A journeyman who has pitched for six different Major League teams since 2006, he has seen slumps up close, in his own clubhouse. In 2009, Mark Reynolds was on his way to a 223-strikeout season when both played for the Arizona Diamondbacks.
“It’s tough,” said Petit. “It’s tough. Because you want to help.”
At one point, Petit approached his teammate to see if he was all right.
“I asked him one time, ‘You OK?’ ‘Yeah, I want to touch the ball.’ Because he knows when he touches the ball, the ball is gone.”
In the other dugout, homophonic namesake Khris Davis had been going through a slump of his own, hitting just .192 without an extra-base hit his last seven games. The A’s Davis has usurped the O’s Davis’ reign as MLB home run king. From 2012-15, nobody hit more than Chris (159); since 2016, nobody’s hit more than Khris (140).
As if to drive the point home with a sledgehammer, the A’s Davis hit not one, but two opposite field home runs — right field, for him — as part of a 3-for-5 evening Wednesday night.
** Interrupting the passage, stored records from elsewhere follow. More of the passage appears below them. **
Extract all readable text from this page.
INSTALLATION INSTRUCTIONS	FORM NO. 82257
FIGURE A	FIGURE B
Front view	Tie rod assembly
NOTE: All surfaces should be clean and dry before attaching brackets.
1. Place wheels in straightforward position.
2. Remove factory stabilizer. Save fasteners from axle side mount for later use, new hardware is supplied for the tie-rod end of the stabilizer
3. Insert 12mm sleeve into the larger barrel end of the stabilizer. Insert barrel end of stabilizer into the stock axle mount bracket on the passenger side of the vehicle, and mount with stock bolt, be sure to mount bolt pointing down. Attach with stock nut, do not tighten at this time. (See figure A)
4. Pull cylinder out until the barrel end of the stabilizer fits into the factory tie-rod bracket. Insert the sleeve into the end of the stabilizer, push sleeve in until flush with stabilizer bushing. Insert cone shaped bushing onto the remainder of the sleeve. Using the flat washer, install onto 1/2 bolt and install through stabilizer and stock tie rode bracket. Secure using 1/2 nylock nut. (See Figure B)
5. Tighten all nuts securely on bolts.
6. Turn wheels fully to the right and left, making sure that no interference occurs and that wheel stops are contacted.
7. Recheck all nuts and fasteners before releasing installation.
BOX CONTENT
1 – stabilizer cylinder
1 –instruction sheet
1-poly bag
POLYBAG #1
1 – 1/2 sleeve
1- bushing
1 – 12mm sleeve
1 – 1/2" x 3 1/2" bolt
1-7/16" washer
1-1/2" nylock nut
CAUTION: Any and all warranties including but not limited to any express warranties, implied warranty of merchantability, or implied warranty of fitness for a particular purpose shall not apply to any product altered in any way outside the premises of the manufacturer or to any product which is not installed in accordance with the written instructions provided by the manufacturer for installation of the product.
A thought experiment among fans of the local teams questioned what would happen if struggling Nationals reliever Trevor Rosenthal — who had yet to record an out this season, sitting with an ERA of infinite entering Wednesday night — faced Davis. Stoppable force meets movable object, and all that. Rosenthal pitched the ninth inning of the Nats’ 15-1 blowout in Philly. He gave up the one, but finally got three outs, establishing a 72.00 ERA.
Davis also made it into the game in the ninth inning in Baltimore Wednesday night, pinch-hitting. Facing Petit once more, he lined out to center.
*Technically, Davis is making $17 million each year, with annual deferrals of $3.5 million from 2023-32 and $1.4 million from 2033-37. You can decide what’s worse.